Tout comme ses clients, nombreux à le suivre d’hôtel en hôtel, certaines des personnes qu’il forme l’accompagnent. Au sein du groupe Naïade, où il est directeur des opérations de 2000 à 2003, Ravin le rejoint après une formation qu’il le fait suivre en Hotel Management à Singapour. C’est la même admiration pour Philippe Requin qu’on entend dans les mots de Nanda Appadoo, alors Front Office Manager de Beau Rivage (Naïade). Sa capacité à accorder la même attention à tous, du jardinier au manager, de l’animateur du Kids Club au serveur impressionnait tous ceux qui le côtoyaient. « Il connaissait chacun, se faisait un devoir de toujours envoyer un petit mot lors des anniversaires, des mariages et autres. J’ai moi-même reçu un courrier lorsque j’étais à Rodrigues pour mon anniversaire de mariage », ajoute Nanda, aujourd’hui Hotel Manager d’Astroea Beach.
Mais sa leçon la plus précieuse sera sans doute sa vision de l’hospitalité qui façonnera celle des leaders d’aujourd’hui. « Un client ébloui est le meilleur ambassadeur de l’hôtel, disait-il. Pour cela, il fallait qu’hôtellerie rime avec chaleur humaine, services de grande classe et gentillesse. Il fallait aussi du WOW. Il avait le goût du show, ce qui aidait.

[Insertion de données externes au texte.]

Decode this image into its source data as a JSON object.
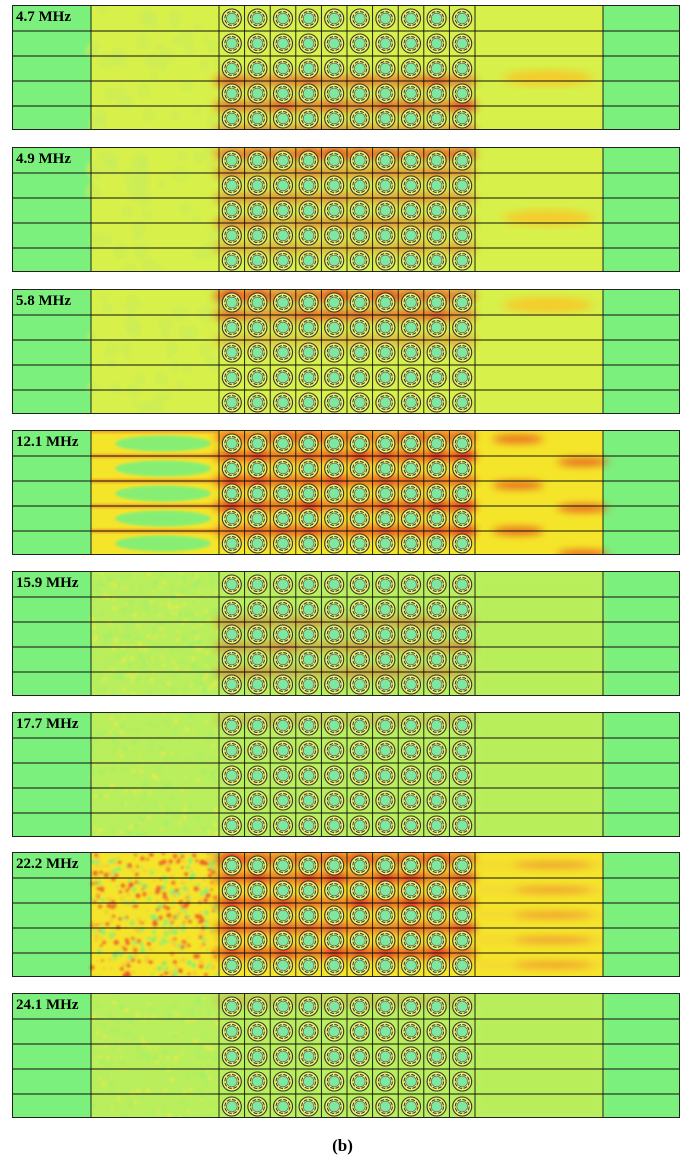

Il arrivait avec des idées novatrices, comme fêter Noël en mars ou organiser une soirée ‘à l’envers !’ », se souvient Hans Bheeka, Sports & Leisure Manager du Paradis. « Outre cette leçon sur l’hospitalité, j’ai beaucoup appris de son style de leadership, teinté de choses simples comme : impliquer le staff dans les décisions, connaitre vraiment son personnel et le valoriser, fidéliser sa clientèle, donner au client le sentiment qu’il est ‘chez lui’ », ajoute-t-il.
Hans sera son Sports & Recreation Manager à Voile d’Or Resort & Spa à Bel Ombre, un hôtel de luxe qu’il crée après avoir fait décoller plusieurs hôtels, dont Les Cocotiers à Rodrigues. « Là, sous sa houlette, j’ai compris les implications d’une hôtellerie de luxe, où la qualité et le service 5 étoiles sont des impératifs de chaque jour », dit-il. Ce fut également une école pour Nanda, Room Division Manager. « C’était un concept unique à l’époque », se souvient-il.
Cette immense contribution à l’hôtellerie mauricienne ne représente pourtant qu’une parenthèse dans la carrière de Philippe Requin, laquelle l’a mené de Nouvelle-Zélande à Singapour, de Brunei à Chypre. Maintes fois honoré par l’industrie, il a notamment décroché le prix du World’s Top Five Hotelier aux Tatler’s Travel Awards et de CEO of the Year du magazine Acquisition International. Cette envergure internationale ne l’empêchait pas de garder contact avec ses amis mauriciens. « Il y a 3 ans, je suis allé le voir en Asie pour des conseils sur ma carrière. Et il y a deux ans, j’étais très fier de l’inviter à Zilwa dont j’étais le directeur. En grande partie grâce à lui », dit Ravin.